Are we experiencing a goldilocks scenario?
A goldilocks scenario is an environment that is just about right. Investors are optimistic about the global economic outlook, while they also expect central banks to leave the punch bowl in place for the time being. In addition, they do not seem concerned about possible difficulties further down the road. So fear of losing a part of their investment is not the main driver behind their behaviour. In fact, it is fear of missing attractive income and capital gains that drive their behaviour. Therefore, investors chase investments with relatively attractive returns. Are we currently experiencing a goldilocks environment in currency markets? Yes and no. Yes in the sense that currencies with relatively attractive returns, such as the majority of emerging market currencies, have been the currencies in vogue since the beginning of this year. In addition, currency volatility has moved lower, despite (geo) political concerns, while the global economy continues to improve. No in the sense that traditional safe-haven assets have not moved lower. In fact, the Japanese yen, German Bund and US Treasury prices have moved higher, while gold prices have lacked direction. The Swiss franc, however, has come under some pressure recently. We judge that the-near goldilocks environment for emerging market currencies will continue for some months while monetary policy and fundamentals have the upper hand in major currencies.
What does this mean for our currency views?

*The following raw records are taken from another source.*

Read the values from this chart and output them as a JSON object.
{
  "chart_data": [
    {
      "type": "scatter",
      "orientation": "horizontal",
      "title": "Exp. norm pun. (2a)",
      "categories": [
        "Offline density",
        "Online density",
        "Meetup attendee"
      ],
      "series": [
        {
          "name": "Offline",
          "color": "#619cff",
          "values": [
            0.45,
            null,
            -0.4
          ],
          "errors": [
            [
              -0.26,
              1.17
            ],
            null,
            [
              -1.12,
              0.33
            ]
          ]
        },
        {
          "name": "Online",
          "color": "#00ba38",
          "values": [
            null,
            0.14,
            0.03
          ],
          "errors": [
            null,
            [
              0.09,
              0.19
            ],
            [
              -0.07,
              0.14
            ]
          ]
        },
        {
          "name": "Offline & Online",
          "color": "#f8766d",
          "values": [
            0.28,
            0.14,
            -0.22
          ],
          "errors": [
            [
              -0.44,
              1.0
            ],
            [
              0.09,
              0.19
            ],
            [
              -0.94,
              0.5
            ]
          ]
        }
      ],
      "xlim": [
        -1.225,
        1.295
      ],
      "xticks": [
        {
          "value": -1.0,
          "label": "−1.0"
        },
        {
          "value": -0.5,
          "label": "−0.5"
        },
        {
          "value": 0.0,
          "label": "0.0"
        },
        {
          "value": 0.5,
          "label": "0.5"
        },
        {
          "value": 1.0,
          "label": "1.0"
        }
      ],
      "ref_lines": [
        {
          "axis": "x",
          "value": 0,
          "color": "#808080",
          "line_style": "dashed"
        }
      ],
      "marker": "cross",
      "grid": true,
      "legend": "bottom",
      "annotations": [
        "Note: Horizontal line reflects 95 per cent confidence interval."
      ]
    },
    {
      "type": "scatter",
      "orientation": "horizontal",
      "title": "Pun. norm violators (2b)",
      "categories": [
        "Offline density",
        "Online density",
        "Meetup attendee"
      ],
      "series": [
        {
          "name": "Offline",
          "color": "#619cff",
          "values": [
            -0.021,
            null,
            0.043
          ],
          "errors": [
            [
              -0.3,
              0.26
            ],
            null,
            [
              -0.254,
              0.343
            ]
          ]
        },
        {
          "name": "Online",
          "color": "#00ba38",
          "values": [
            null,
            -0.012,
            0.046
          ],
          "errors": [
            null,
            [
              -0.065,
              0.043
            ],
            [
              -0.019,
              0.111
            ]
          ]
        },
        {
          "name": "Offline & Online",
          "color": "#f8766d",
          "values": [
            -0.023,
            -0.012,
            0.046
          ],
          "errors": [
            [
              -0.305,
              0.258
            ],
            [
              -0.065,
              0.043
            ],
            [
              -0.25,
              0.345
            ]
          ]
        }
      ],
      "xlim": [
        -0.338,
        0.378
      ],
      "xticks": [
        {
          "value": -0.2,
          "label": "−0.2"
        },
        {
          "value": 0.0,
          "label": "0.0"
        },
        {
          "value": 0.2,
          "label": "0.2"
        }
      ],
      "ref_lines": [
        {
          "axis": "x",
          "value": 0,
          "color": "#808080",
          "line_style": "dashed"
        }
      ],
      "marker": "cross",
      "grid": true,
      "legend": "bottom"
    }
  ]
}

we have had recently scaled down our forecast upward trajectory for 10y US Treasury yields, emerging market currencies are likely to perform better than we have had foreseen with the exception of the Chinese yuan. Therefore, we have revised our emerging market currency forecasts to reflect a less negative overall view. However, we continue to hold on to our judgement that most of these currencies will remain rather volatile. They will be negatively affected if Treasury yields start rising and the Fed starts hiking official interest rates. In contrast, we have lowered our year end appreciation expectations in the CNY from 6.05 to 6.10 versus the US dollar as the central bank has continued to engineer a weaker currency longer than previously envisaged. We are keeping the Polish zloty (PLN), the Mexican peso (MXN) and the Chinese yuan (offshore versus the Japanese yen) as our top picks, as we are positive on fundamentals and expect them to be resilient when US Treasury yields eventually do rise. For major currencies, we have slightly adjusted our near-term forecasts to reflect a more modest upside in the US dollar, because of the Fed trying to anchor interest rates. However, we maintain the view that the US dollar will rally when financial markets to start to build expectations that the Fed will hike rates in 2015. Therefore, we are keeping our high conviction views. On the one hand, we remain negative on the euro, Japanese yen and Swiss franc. On the other hand, we remain positive on sterling and Swedish krona versus the euro.